In "Pop the Bonnet", or "hattie", players place two pins on the brim of a hat. They take turns tapping or "popping" on the sides of the hat trying to cause pins to cross one another. Whichever player causes them to cross takes the pins.[3][4] This was a form of gambling, where a player could win or lose their pins, which were valuable as a rare imported commodity at that time.
Boys and men might stash several pins on a sleeve or lapel to be prepared to play.[5]
References in philosophy
Push-pin was immortalized by Jeremy Bentham when he wrote in The Rationale of Reward that: "Prejudice apart, the game of push-pin is of equal value with the arts and sciences of music and poetry."[6]John Stuart Mill, who disagreed with Bentham on this point, misquotes Bentham as saying, "quantity of pleasure being equal, push-pin is as good as poetry".[7] Mill's version is now widely attributed to Bentham.

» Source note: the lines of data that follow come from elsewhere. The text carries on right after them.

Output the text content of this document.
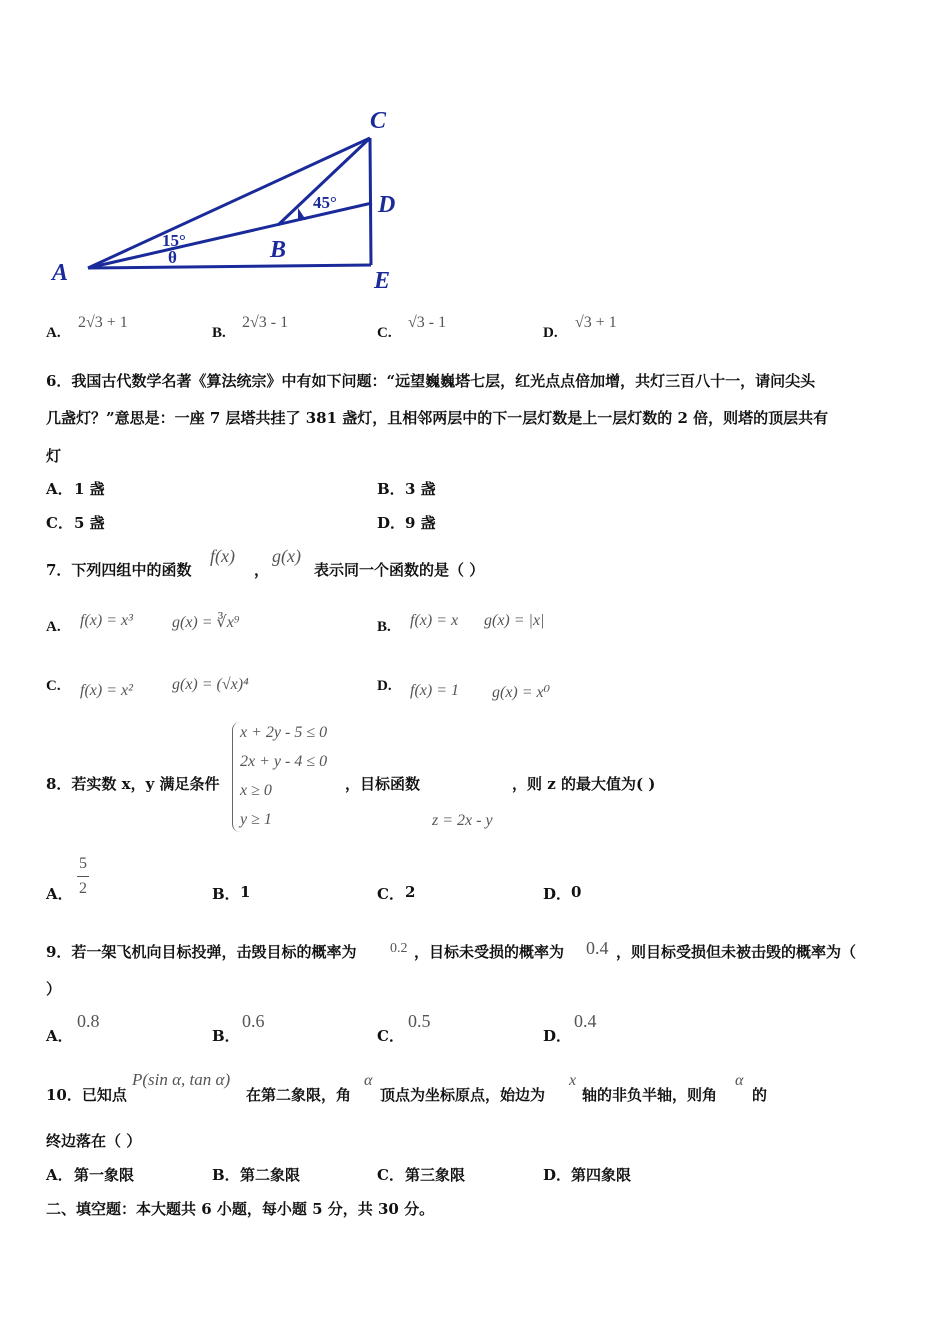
A
B
C
D
E
15°
45°
θ
A.
2√3 + 1
B.
2√3 - 1
C.
√3 - 1
D.
√3 + 1
6．我国古代数学名著《算法统宗》中有如下问题：“远望巍巍塔七层，红光点点倍加增，共灯三百八十一，请问尖头
几盏灯？”意思是：一座 7 层塔共挂了 381 盏灯，且相邻两层中的下一层灯数是上一层灯数的 2 倍，则塔的顶层共有
灯
A． 1 盏	B． 3 盏
C． 5 盏	D． 9 盏
7．下列四组中的函数
f(x)
，
g(x)
表示同一个函数的是（ ）
A. f(x) = x³ g(x) = ∛x⁹	B. f(x) = x g(x) = |x|
C. f(x) = x² g(x) = (√x)⁴	D. f(x) = 1 g(x) = x⁰
8．若实数 x，y 满足条件
x + 2y - 5 ≤ 0
2x + y - 4 ≤ 0
x ≥ 0
y ≥ 1
，目标函数
z = 2x - y
，则 z 的最大值为( )
A．
5
2	B． 1	C． 2	D． 0
9．若一架飞机向目标投弹，击毁目标的概率为 0.2 ，目标未受损的概率为 0.4 ，则目标受损但未被击毁的概率为（
）
A．
0.8
B．
0.6
C．
0.5
D．
0.4
10．已知点
P(sin α, tan α)
在第二象限，角
α
顶点为坐标原点，始边为
x
轴的非负半轴，则角
α
的
终边落在（ ）
A． 第一象限	B． 第二象限	C． 第三象限	D． 第四象限
二、填空题：本大题共 6 小题，每小题 5 分，共 30 分。
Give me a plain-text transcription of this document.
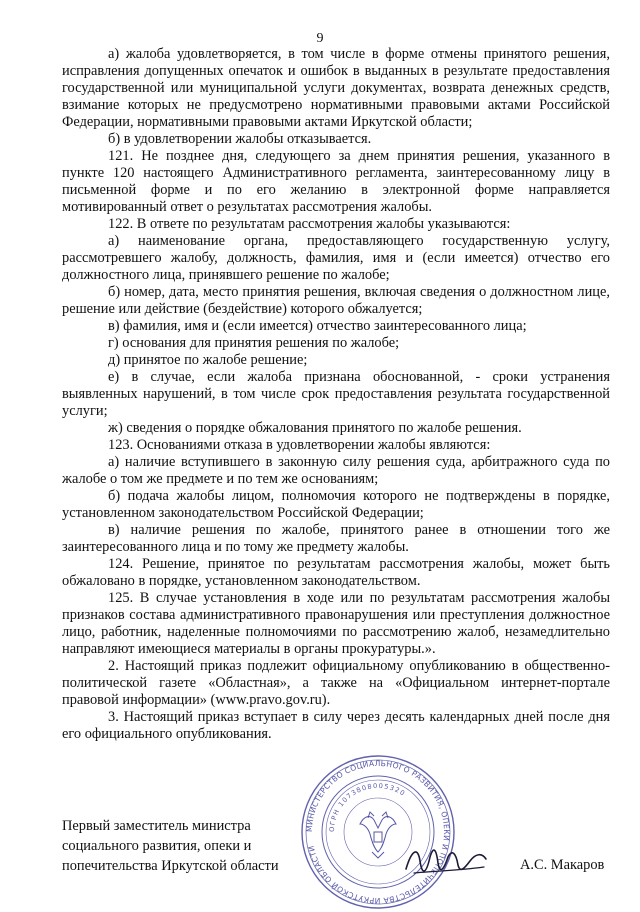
9

а) жалоба удовлетворяется, в том числе в форме отмены принятого решения, исправления допущенных опечаток и ошибок в выданных в результате предоставления государственной или муниципальной услуги документах, возврата денежных средств, взимание которых не предусмотрено нормативными правовыми актами Российской Федерации, нормативными правовыми актами Иркутской области;

б) в удовлетворении жалобы отказывается.

121. Не позднее дня, следующего за днем принятия решения, указанного в пункте 120 настоящего Административного регламента, заинтересованному лицу в письменной форме и по его желанию в электронной форме направляется мотивированный ответ о результатах рассмотрения жалобы.

122. В ответе по результатам рассмотрения жалобы указываются:

а) наименование органа, предоставляющего государственную услугу, рассмотревшего жалобу, должность, фамилия, имя и (если имеется) отчество его должностного лица, принявшего решение по жалобе;

б) номер, дата, место принятия решения, включая сведения о должностном лице, решение или действие (бездействие) которого обжалуется;

в) фамилия, имя и (если имеется) отчество заинтересованного лица;

г) основания для принятия решения по жалобе;

д) принятое по жалобе решение;

е) в случае, если жалоба признана обоснованной, - сроки устранения выявленных нарушений, в том числе срок предоставления результата государственной услуги;

ж) сведения о порядке обжалования принятого по жалобе решения.

123. Основаниями отказа в удовлетворении жалобы являются:

а) наличие вступившего в законную силу решения суда, арбитражного суда по жалобе о том же предмете и по тем же основаниям;

б) подача жалобы лицом, полномочия которого не подтверждены в порядке, установленном законодательством Российской Федерации;

в) наличие решения по жалобе, принятого ранее в отношении того же заинтересованного лица и по тому же предмету жалобы.

124. Решение, принятое по результатам рассмотрения жалобы, может быть обжаловано в порядке, установленном законодательством.

125. В случае установления в ходе или по результатам рассмотрения жалобы признаков состава административного правонарушения или преступления должностное лицо, работник, наделенные полномочиями по рассмотрению жалоб, незамедлительно направляют имеющиеся материалы в органы прокуратуры.».

2. Настоящий приказ подлежит официальному опубликованию в общественно-политической газете «Областная», а также на «Официальном интернет-портале правовой информации» (www.pravo.gov.ru).

3. Настоящий приказ вступает в силу через десять календарных дней после дня его официального опубликования.

МИНИСТЕРСТВО СОЦИАЛЬНОГО РАЗВИТИЯ, ОПЕКИ И ПОПЕЧИТЕЛЬСТВА ИРКУТСКОЙ ОБЛАСТИ
ОГРН 1073808005320
Первый заместитель министра
социального развития, опеки и
попечительства Иркутской области	А.С. Макаров
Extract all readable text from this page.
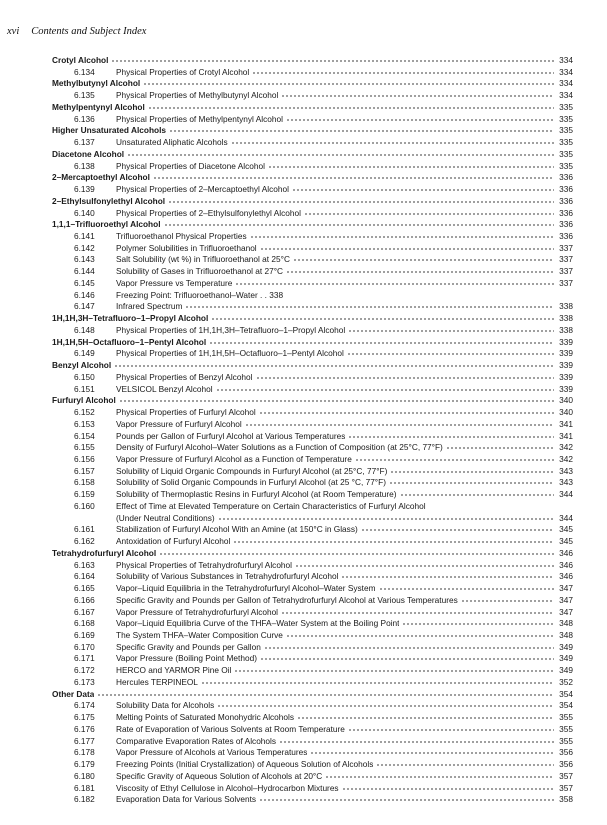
xvi Contents and Subject Index
Crotyl Alcohol	334
6.134	Physical Properties of Crotyl Alcohol	334
Methylbutynyl Alcohol	334
6.135	Physical Properties of Methylbutynyl Alcohol	334
Methylpentynyl Alcohol	335
6.136	Physical Properties of Methylpentynyl Alcohol	335
Higher Unsaturated Alcohols	335
6.137	Unsaturated Aliphatic Alcohols	335
Diacetone Alcohol	335
6.138	Physical Properties of Diacetone Alcohol	335
2–Mercaptoethyl Alcohol	336
6.139	Physical Properties of 2–Mercaptoethyl Alcohol	336
2–Ethylsulfonylethyl Alcohol	336
6.140	Physical Properties of 2–Ethylsulfonylethyl Alcohol	336
1,1,1–Trifluoroethyl Alcohol	336
6.141	Trifluoroethanol Physical Properties	336
6.142	Polymer Solubilities in Trifluoroethanol	337
6.143	Salt Solubility (wt %) in Trifluoroethanol at 25°C	337
6.144	Solubility of Gases in Trifluoroethanol at 27°C	337
6.145	Vapor Pressure vs Temperature	337
6.146	Freezing Point: Trifluoroethanol–Water . . 338
6.147	Infrared Spectrum	338
1H,1H,3H–Tetrafluoro–1–Propyl Alcohol	338
6.148	Physical Properties of 1H,1H,3H–Tetrafluoro–1–Propyl Alcohol	338
1H,1H,5H–Octafluoro–1–Pentyl Alcohol	339
6.149	Physical Properties of 1H,1H,5H–Octafluoro–1–Pentyl Alcohol	339
Benzyl Alcohol	339
6.150	Physical Properties of Benzyl Alcohol	339
6.151	VELSICOL Benzyl Alcohol	339
Furfuryl Alcohol	340
6.152	Physical Properties of Furfuryl Alcohol	340
6.153	Vapor Pressure of Furfuryl Alcohol	341
6.154	Pounds per Gallon of Furfuryl Alcohol at Various Temperatures	341
6.155	Density of Furfuryl Alcohol–Water Solutions as a Function of Composition (at 25°C, 77°F)	342
6.156	Vapor Pressure of Furfuryl Alcohol as a Function of Temperature	342
6.157	Solubility of Liquid Organic Compounds in Furfuryl Alcohol (at 25°C, 77°F)	343
6.158	Solubility of Solid Organic Compounds in Furfuryl Alcohol (at 25 °C, 77°F)	343
6.159	Solubility of Thermoplastic Resins in Furfuryl Alcohol (at Room Temperature)	344
6.160	Effect of Time at Elevated Temperature on Certain Characteristics of Furfuryl Alcohol
(Under Neutral Conditions)	344
6.161	Stabilization of Furfuryl Alcohol With an Amine (at 150°C in Glass)	345
6.162	Antoxidation of Furfuryl Alcohol	345
Tetrahydrofurfuryl Alcohol	346
6.163	Physical Properties of Tetrahydrofurfuryl Alcohol	346
6.164	Solubility of Various Substances in Tetrahydrofurfuryl Alcohol	346
6.165	Vapor–Liquid Equilibria in the Tetrahydrofurfuryl Alcohol–Water System	347
6.166	Specific Gravity and Pounds per Gallon of Tetrahydrofurfuryl Alcohol at Various Temperatures	347
6.167	Vapor Pressure of Tetrahydrofurfuryl Alcohol	347
6.168	Vapor–Liquid Equilibria Curve of the THFA–Water System at the Boiling Point	348
6.169	The System THFA–Water Composition Curve	348
6.170	Specific Gravity and Pounds per Gallon	349
6.171	Vapor Pressure (Boiling Point Method)	349
6.172	HERCO and YARMOR Pine Oil	349
6.173	Hercules TERPINEOL	352
Other Data	354
6.174	Solubility Data for Alcohols	354
6.175	Melting Points of Saturated Monohydric Alcohols	355
6.176	Rate of Evaporation of Various Solvents at Room Temperature	355
6.177	Comparative Evaporation Rates of Alcohols	355
6.178	Vapor Pressure of Alcohols at Various Temperatures	356
6.179	Freezing Points (Initial Crystallization) of Aqueous Solution of Alcohols	356
6.180	Specific Gravity of Aqueous Solution of Alcohols at 20°C	357
6.181	Viscosity of Ethyl Cellulose in Alcohol–Hydrocarbon Mixtures	357
6.182	Evaporation Data for Various Solvents	358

The phrase comes up often in the work of R. S. Peters, a British philosopher of education, who uses some version of the phrase "why poetry is preferable to push-pin" as a way of drawing attention to the question of what is educationally worthwhile. For Peters, only intrinsically worthwhile activities warrant inclusion into the school curriculum. If a case could be made for the intrinsic educational value of push-pin (or a similar pastime), it could warrant inclusion.
See for example "The Philosopher's Contribution to Educational Research," Educational Philosophy and Theory 1(2), October 1969, page 3.